Zumindest fürs Auge hat sich die Lawine aber deutlich niedergeschlagen – und zwar in gewaltigen Schutzbauten für zehn Millionen Euro. Sofort rücken zaunähnliche Eisenverstrebungen am Grat bei Grieskopf und Grieskogel ins Blickfeld – im Alpenraum oft gebrauchte Lawinenverbauungen. Speziell sind hingegen zwei durch Wälle verstärkte gewaltige Mauern aus Quadersteinen in Richtung der beiden Berge. So wurden früher Festungen gegen Artilleriebeschuss gesichert. „Weltweit gibt es nichts Vergleichbares“, heißt es.
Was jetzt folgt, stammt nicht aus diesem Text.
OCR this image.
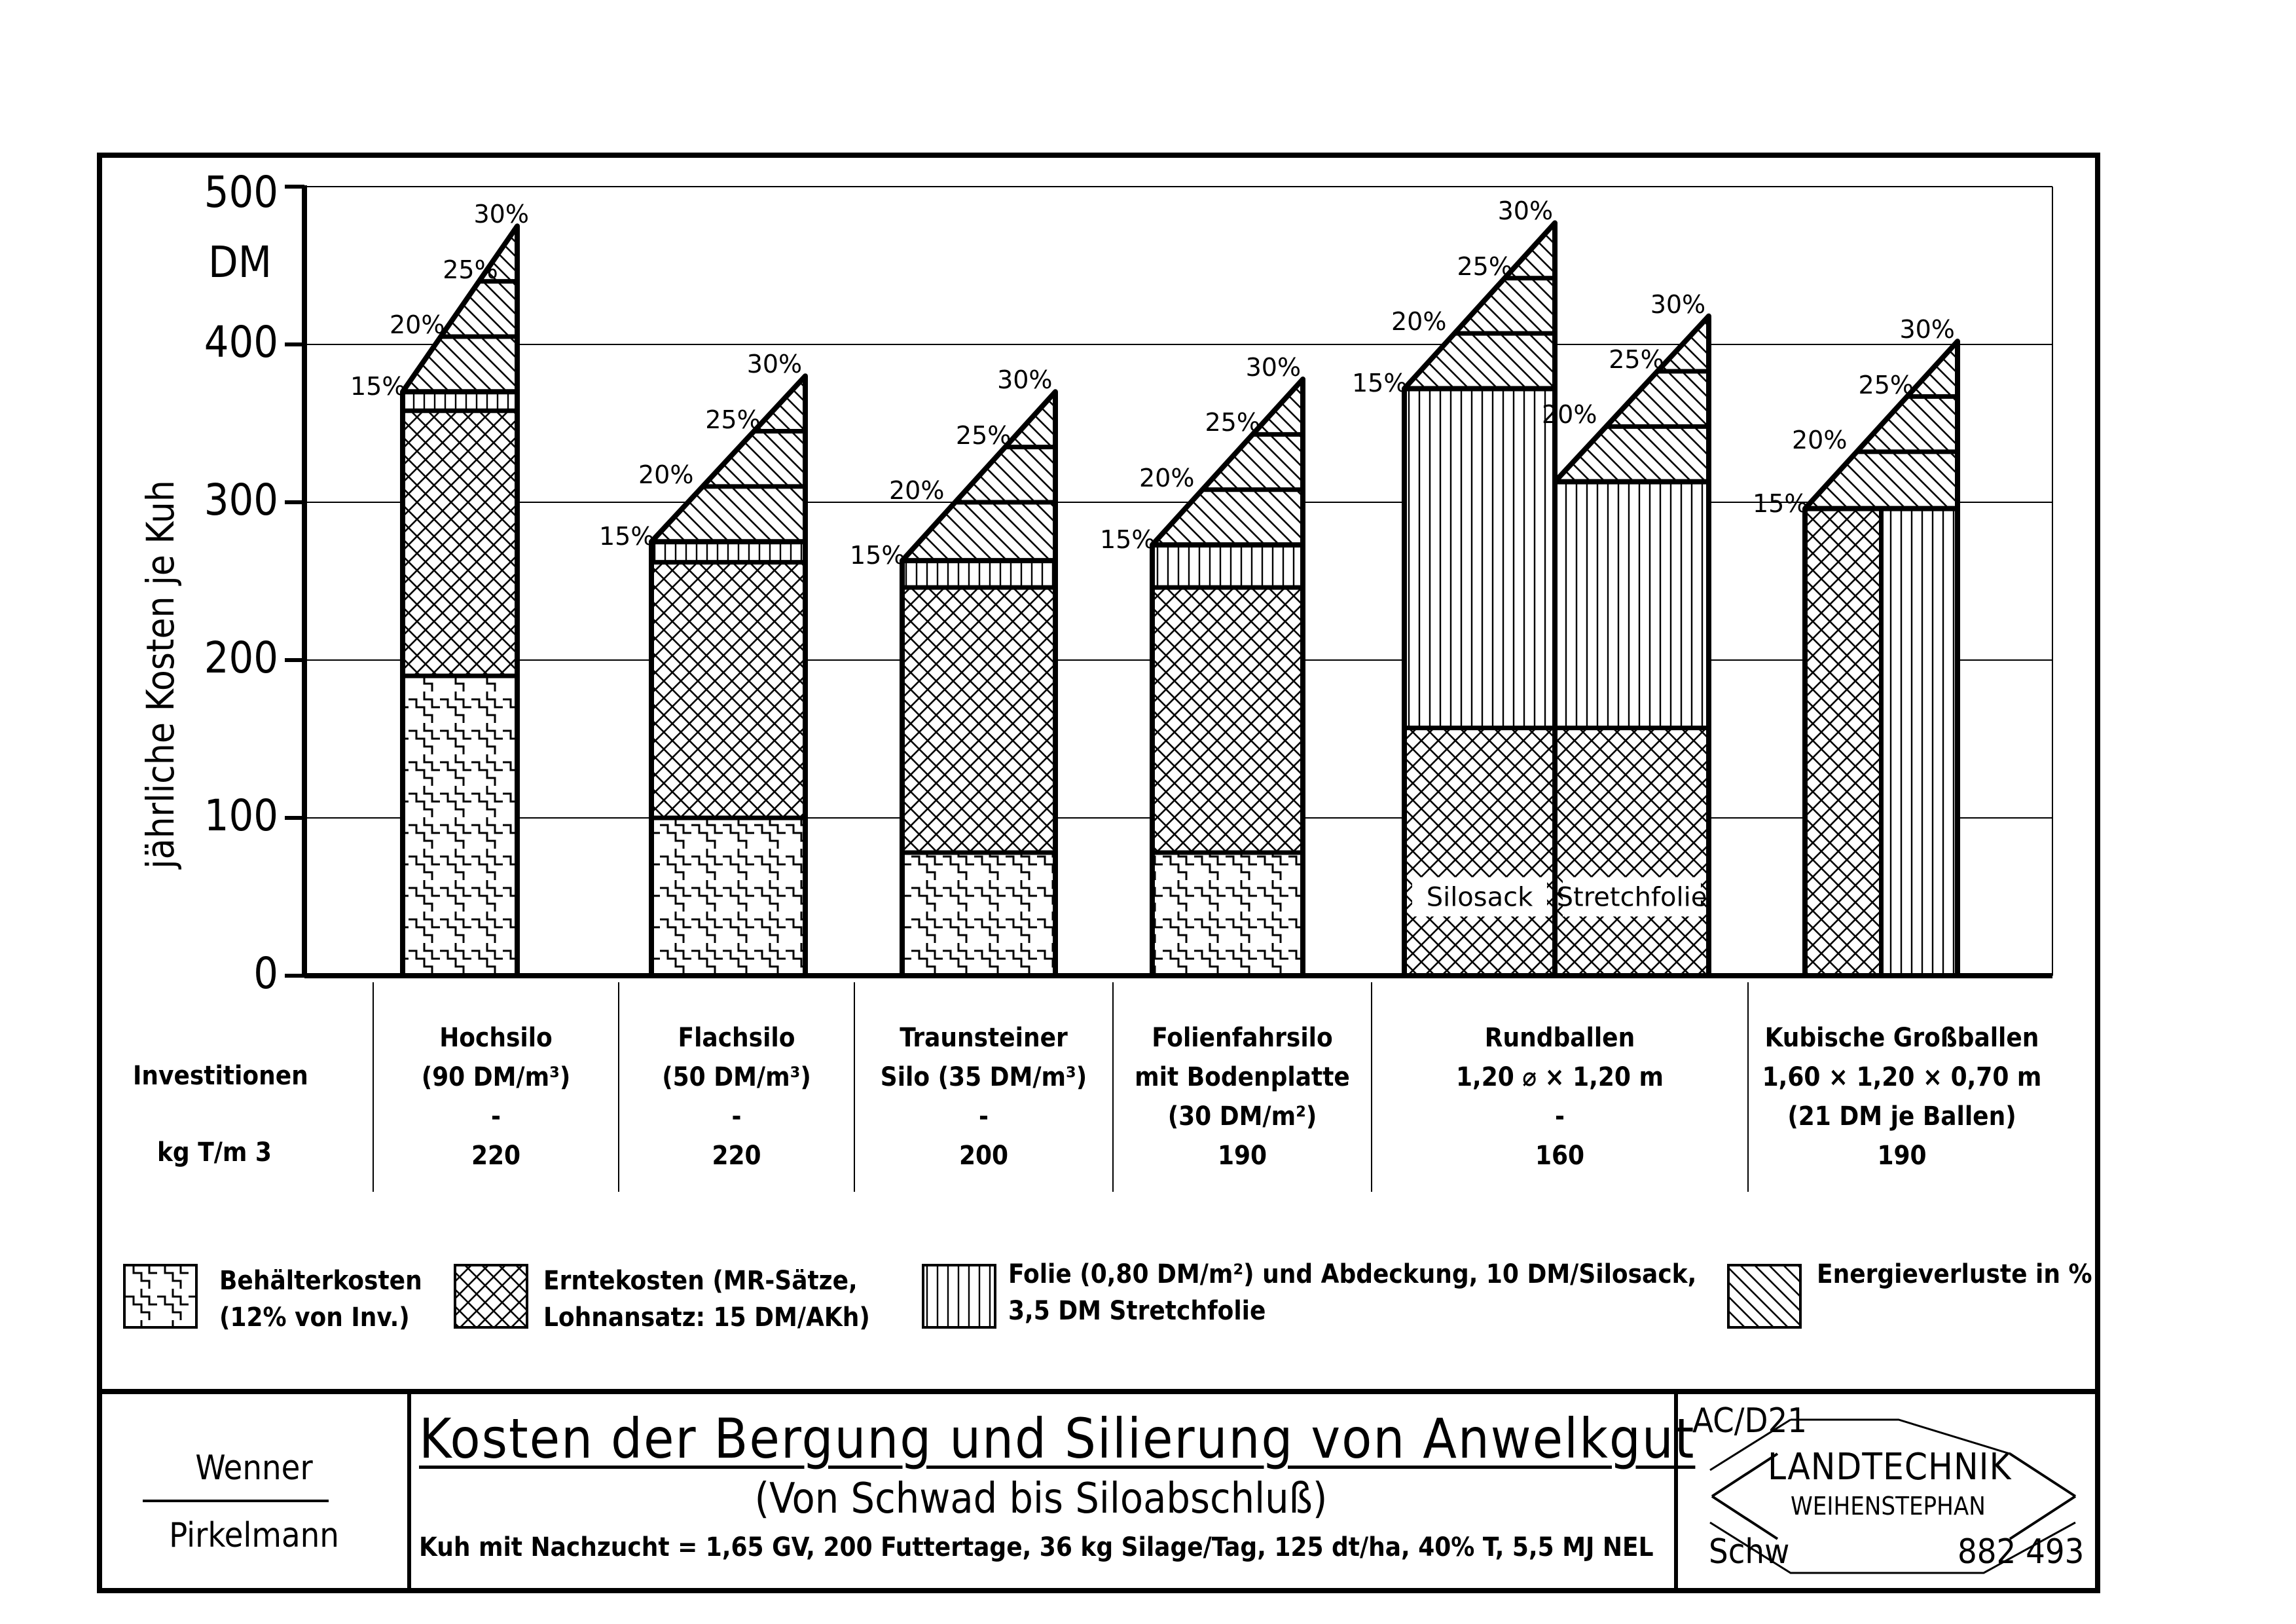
Silosack Stretchfolie
jährliche Kosten je Kuh
DM
0
100
200
300
400
500
15%
20%
25%
30%
15%
20%
25%
30%
15%
20%
25%
30%
15%
20%
25%
30%
15%
20%
25%
30%
20%
25%
30%
15%
20%
25%
30%
Investitionen
kg T/m 3
Hochsilo
(90 DM/m³)
-
220
Flachsilo
(50 DM/m³)
-
220
Traunsteiner
Silo (35 DM/m³)
-
200
Folienfahrsilo
mit Bodenplatte
(30 DM/m²)
190
Rundballen
1,20 ⌀ × 1,20 m
-
160
Kubische Großballen
1,60 × 1,20 × 0,70 m
(21 DM je Ballen)
190
Behälterkosten
(12% von Inv.)
Erntekosten (MR-Sätze,
Lohnansatz: 15 DM/AKh)
Folie (0,80 DM/m²) und Abdeckung, 10 DM/Silosack,
3,5 DM Stretchfolie
Energieverluste in %
Wenner
Pirkelmann
Kosten der Bergung und Silierung von Anwelkgut
(Von Schwad bis Siloabschluß)
Kuh mit Nachzucht = 1,65 GV, 200 Futtertage, 36 kg Silage/Tag, 125 dt/ha, 40% T, 5,5 MJ NEL
AC/D21
LANDTECHNIK
WEIHENSTEPHAN
Schw	882 493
Das Schöne: Die Mauern versprechen nicht nur Schutz, sie fügen sich sogar in Ort und Landschaft ein.
Ein Teil der Befestigungen beherbergt das Alpinarium, ein Museum zur Geschichte Galtürs. Es ist aber mehr. Denn dort existiert ein Raum fürs stille Gedenken an die Opfer. Davor prangt eine Inschrift: „Diese Mauer setzt der Naturgewalt Lawine eine Grenze und ist den Menschen, die hier leben und Erholung suchen, ein Zeichen der Hoffnung.“Die Worte sollen offensichtlich Unglück sowie Zukunft miteinander verbinden. Die Gemeinde bemüht sich, einfühlsam zu sein. Wie Bürgermeister Mattle betont, versuche man zudem, die Verbindung zu den Hinterbliebenen zu halten. „Auch ich pflege zu einigen Angehörigen persönlichen Kontakt und Freundschaft“, sagt er.
Es gibt jedes Jahr am Unglückstag einen Erinnerungsgottesdienst in der Pfarrkirche. „Das Lawinenthema muss aber doch nicht auf Schritt und Tritt mit Galtür verknüpft sein“, schimpft eine Frau am Museum. Sie gehört zu jenen, die sich damals von dem plötzlichen, fast schon globalen Interesse überwältigt fühlten: „So etwas haben wir in unserer kleinen Welt nicht gekannt.“Im Dorf heißt es, der Medienansturm sei wie „eine weitere Lawine“gewesen. Mancher hat den Eindruck, dass sie noch rollt. Gottlieb Lorenz, Hüttenwirt
Das ist einfach unfair, bloße Sensationsgeilheit. Auch unter uns Einheimischen wird sehr wenig darüber geredet.